Me acuerdo de su personaje en ‘Náufrago’ (2000), que encendía un fuego salvador. En esa película había un paquete que el náufrago no abría, aunque estaba en una isla desierta. Esperaba a entregarlo a su dueño. ¿Qué había dentro?
Al director, a Robert Zemeckis, le gusta decir que había un teléfono satelital con paneles solares que no usó. Ahí terminó la historia. Para mí hay lo mismo en el interior que en el Halcón Maltés o en el monolito de 2001, Odisea en el espacio. Es un McGuffin hecho del material del ensueño y es más inspirador que cualquier cosa concreta. Más que los móviles, que nos han arruinado la vida.
¿En qué sentido?
El teléfono ha destruido la mera posibilidad de compartir una comida con otros. El teléfono está hecho para distraernos.
En Tienes un e-mail hablaba del amor en la época de los correos electrónicos. ¿Recuerda el primer correo electrónico que escribió?
Se lo envié a John Turteltaub, un amigo director: “Oye, te envío mi primer correo electrónico”. Qué decepción, ¿eh? Lo prefiero al teléfono, es una comunicación instantánea, pero es escrita. A cambio, no queda, no da una experiencia táctil. Elimina la distancia del espacio, no del tiempo, que es lo que hacen los objetos físicos, los libros y los manuscritos. Hay un amigo al que le escribía cuando era joven e interpretaba a Shakespeare. Él me escribió: “Sabes, no sé por qué la gente se queja tanto de la Oficina de Correos de Estados Unidos.

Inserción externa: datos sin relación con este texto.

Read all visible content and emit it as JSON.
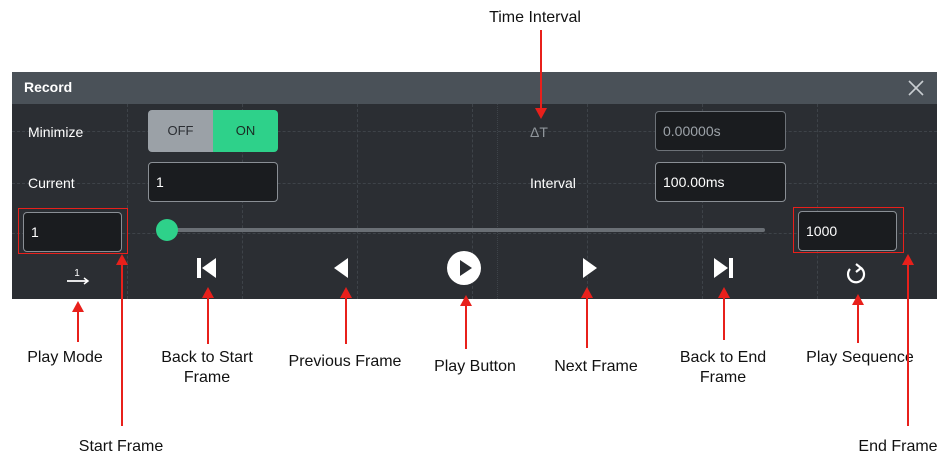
{
  "panel": {
    "title": "Record",
    "minimize_label": "Minimize",
    "toggle": {
      "off_label": "OFF",
      "on_label": "ON",
      "selected": "ON"
    },
    "current_label": "Current",
    "current_value": "1",
    "delta_t_label": "ΔT",
    "delta_t_value": "0.00000s",
    "interval_label": "Interval",
    "interval_value": "100.00ms",
    "start_frame_value": "1",
    "end_frame_value": "1000",
    "slider_position": 0,
    "colors": {
      "accent": "#2ed18a",
      "annotation": "#e8201b",
      "panel_bg": "#2b2e33",
      "titlebar_bg": "#4a5158"
    },
    "controls": {
      "play_mode_icon": "play-mode-icon",
      "back_to_start_icon": "skip-to-start-icon",
      "previous_icon": "previous-frame-icon",
      "play_icon": "play-circle-icon",
      "next_icon": "next-frame-icon",
      "back_to_end_icon": "skip-to-end-icon",
      "sequence_icon": "loop-icon",
      "play_mode_glyph": "1"
    }
  },
  "annotations": {
    "time_interval": "Time Interval",
    "play_mode": "Play Mode",
    "back_to_start": "Back to Start Frame",
    "previous_frame": "Previous Frame",
    "play_button": "Play Button",
    "next_frame": "Next Frame",
    "back_to_end": "Back to End Frame",
    "play_sequence": "Play Sequence",
    "start_frame": "Start Frame",
    "end_frame": "End Frame"
  }
}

Mira, una carta no tarda tanto en llegar de Sacramento a Cleveland, porque estoy escribiendo esta carta ahora mismo, mientras escribo, y tú la estás leyendo ahora mismo, mientras lees. Así que, ¿cuál es el problema?”.
Hace días usted denunció que utilizaron su rostro y su voz, alterados por inteligencia artificial, para anunciar una clínica dental.
En realidad, ni siquiera había dentista. Estaban usando una versión falsa de mí para robar información personal de cualquiera que creyera en el anuncio… Sabía que sucedería algo así tarde o temprano. Soy laico y soy historiador, sé que ya hemos vivido estos shocks… Pensemos en la anécdota de las primeras proyecciones de cine, cuando los espectadores salían del teatro porque pensaban que el tren los iba a atropellar. Con la IA estamos en un momento parecido.